For the Obamas, it’s not private vs. public


The Obamas can be grateful that it looks like they’ll be spared the debate that dogged the Clintons during their transition to Washington — public versus private school for their children.

Chelsea Clinton had attended public school back in Little Rock, Ark., and the Clintons’ liberal supporters had hoped she would do the same in Washington, perhaps hoping that her mere presence would improve the District of Columbia school system, which, despite its reputation, does have some very good schools.

Amy Carter attended Hardy Middle School and apparently got a good enough education that her father referenced her opinion on nuclear-arms control during a 1980 presidential debate.

Private school

The Obama daughters, Malia, 10, and Sasha, 7, attend private school in Chicago, and while their mother, Michelle, was in Washington this week she looked at two of the best in the capital, Sidwell Friends and Georgetown Day.

The Clintons took a certain amount of flak for choosing exclusive and pricy Sidwell, a school accustomed to teaching the children of the prominent. They later said that at a private school Chelsea would have her privacy, whereas she might not at a public school on public property.

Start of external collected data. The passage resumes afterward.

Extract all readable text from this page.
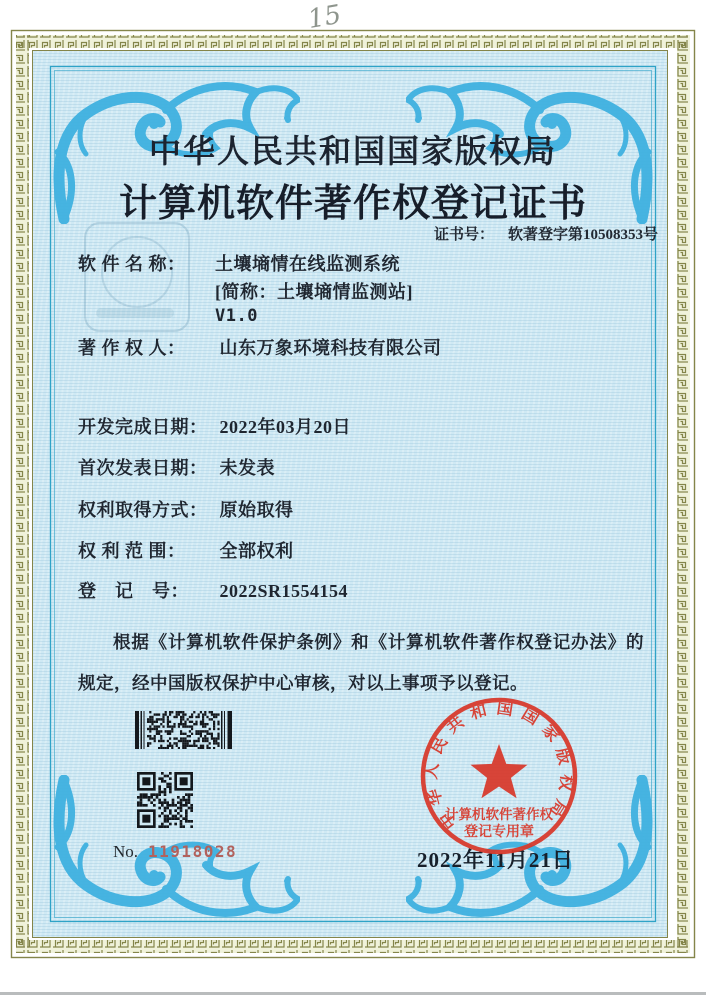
15
中华人民共和国国家版权局
计算机软件著作权登记证书
证书号： 软著登字第10508353号
软 件 名 称：	土壤墒情在线监测系统
[简称：土壤墒情监测站]
V1.0
著 作 权 人： 山东万象环境科技有限公司
开发完成日期： 2022年03月20日
首次发表日期： 未发表
权利取得方式： 原始取得
权 利 范 围： 全部权利
登　记　号： 2022SR1554154
根据《计算机软件保护条例》和《计算机软件著作权登记办法》的规定，经中国版权保护中心审核，对以上事项予以登记。
No. 11918028	2022年11月21日
中华人民共和国国家版权局
计算机软件著作权
登记专用章
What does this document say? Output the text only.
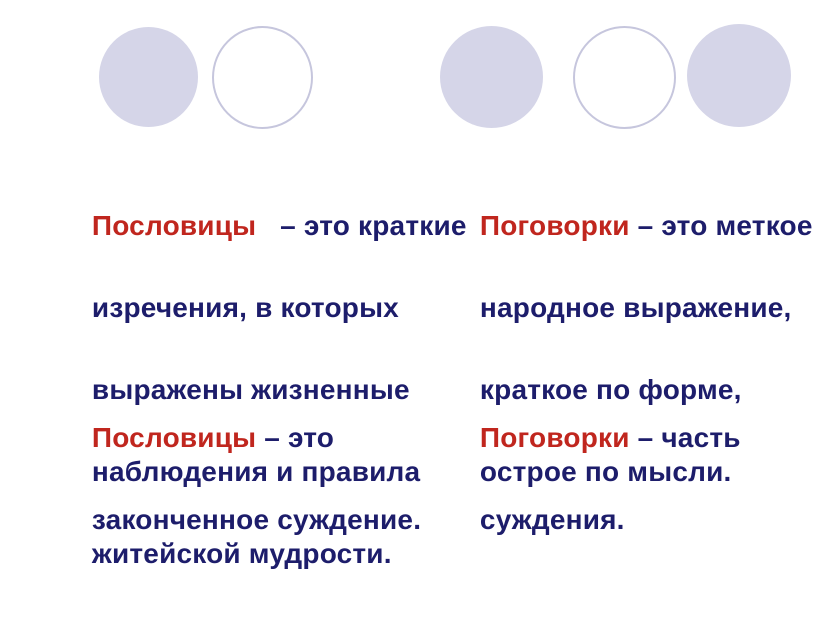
Пословицы   – это краткие

изречения, в которых

выражены жизненные

наблюдения и правила

житейской мудрости.

Пословицы – это

законченное суждение.

Поговорки – это меткое

народное выражение,

краткое по форме,

острое по мысли.

Поговорки – часть

суждения.
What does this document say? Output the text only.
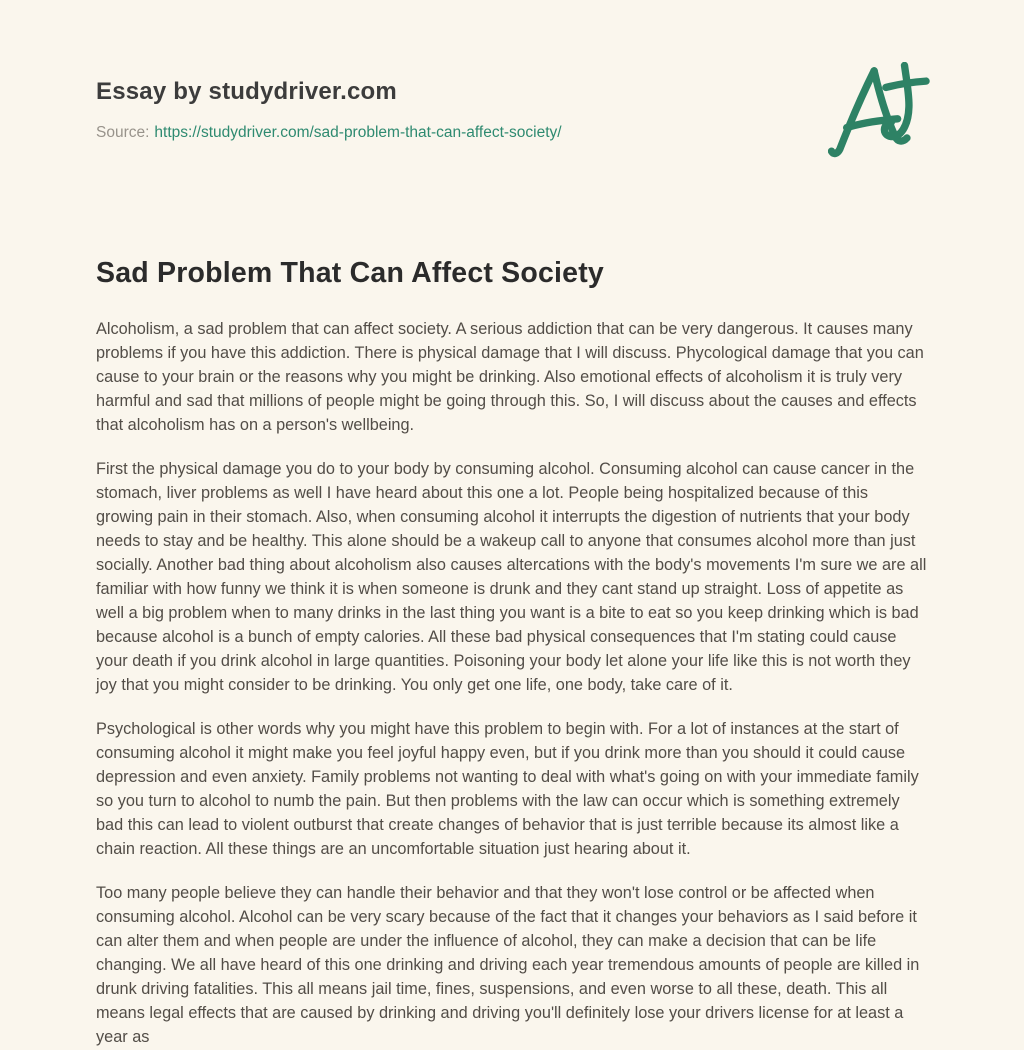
Essay by studydriver.com
Source: https://studydriver.com/sad-problem-that-can-affect-society/
Sad Problem That Can Affect Society

Alcoholism, a sad problem that can affect society. A serious addiction that can be very dangerous. It causes many problems if you have this addiction. There is physical damage that I will discuss. Phycological damage that you can cause to your brain or the reasons why you might be drinking. Also emotional effects of alcoholism it is truly very harmful and sad that millions of people might be going through this. So, I will discuss about the causes and effects that alcoholism has on a person's wellbeing.

First the physical damage you do to your body by consuming alcohol. Consuming alcohol can cause cancer in the stomach, liver problems as well I have heard about this one a lot. People being hospitalized because of this growing pain in their stomach. Also, when consuming alcohol it interrupts the digestion of nutrients that your body needs to stay and be healthy. This alone should be a wakeup call to anyone that consumes alcohol more than just socially. Another bad thing about alcoholism also causes altercations with the body's movements I'm sure we are all familiar with how funny we think it is when someone is drunk and they cant stand up straight. Loss of appetite as well a big problem when to many drinks in the last thing you want is a bite to eat so you keep drinking which is bad because alcohol is a bunch of empty calories. All these bad physical consequences that I'm stating could cause your death if you drink alcohol in large quantities. Poisoning your body let alone your life like this is not worth they joy that you might consider to be drinking. You only get one life, one body, take care of it.

Psychological is other words why you might have this problem to begin with. For a lot of instances at the start of consuming alcohol it might make you feel joyful happy even, but if you drink more than you should it could cause depression and even anxiety. Family problems not wanting to deal with what's going on with your immediate family so you turn to alcohol to numb the pain. But then problems with the law can occur which is something extremely bad this can lead to violent outburst that create changes of behavior that is just terrible because its almost like a chain reaction. All these things are an uncomfortable situation just hearing about it.

Too many people believe they can handle their behavior and that they won't lose control or be affected when consuming alcohol. Alcohol can be very scary because of the fact that it changes your behaviors as I said before it can alter them and when people are under the influence of alcohol, they can make a decision that can be life changing. We all have heard of this one drinking and driving each year tremendous amounts of people are killed in drunk driving fatalities. This all means jail time, fines, suspensions, and even worse to all these, death. This all means legal effects that are caused by drinking and driving you'll definitely lose your drivers license for at least a year as
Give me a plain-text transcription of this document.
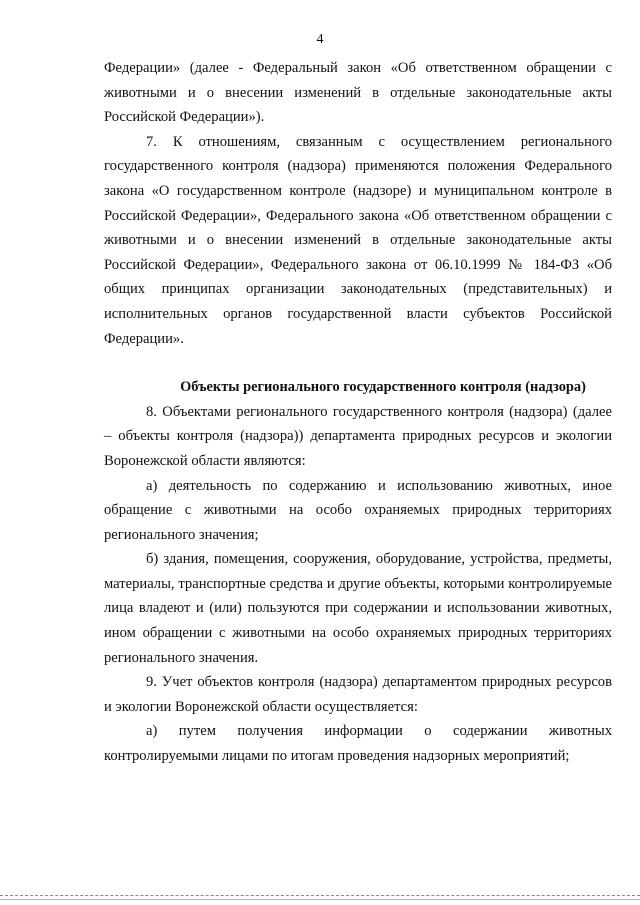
4

Федерации» (далее - Федеральный закон «Об ответственном обращении с животными и о внесении изменений в отдельные законодательные акты Российской Федерации»).

7. К отношениям, связанным с осуществлением регионального государственного контроля (надзора) применяются положения Федерального закона «О государственном контроле (надзоре) и муниципальном контроле в Российской Федерации», Федерального закона «Об ответственном обращении с животными и о внесении изменений в отдельные законодательные акты Российской Федерации», Федерального закона от 06.10.1999 № 184-ФЗ «Об общих принципах организации законодательных (представительных) и исполнительных органов государственной власти субъектов Российской Федерации».

Объекты регионального государственного контроля (надзора)

8. Объектами регионального государственного контроля (надзора) (далее – объекты контроля (надзора)) департамента природных ресурсов и экологии Воронежской области являются:

а) деятельность по содержанию и использованию животных, иное обращение с животными на особо охраняемых природных территориях регионального значения;

б) здания, помещения, сооружения, оборудование, устройства, предметы, материалы, транспортные средства и другие объекты, которыми контролируемые лица владеют и (или) пользуются при содержании и использовании животных, ином обращении с животными на особо охраняемых природных территориях регионального значения.

9. Учет объектов контроля (надзора) департаментом природных ресурсов и экологии Воронежской области осуществляется:

а) путем получения информации о содержании животных контролируемыми лицами по итогам проведения надзорных мероприятий;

There was a certain risk that she might become a poster child for competing interests in urban education, but early on the Clintons and the press struck an implicit bargain: They would not use Chelsea for political publicity and the press would leave her alone, an arrangement that held throughout President Clinton’s eight years in office.

At the time, the Clintons said they chose Sidwell because it was a good school, academically challenging and, in the end, they were doing what they thought was best for their daughter. That last is the only reason that really counts.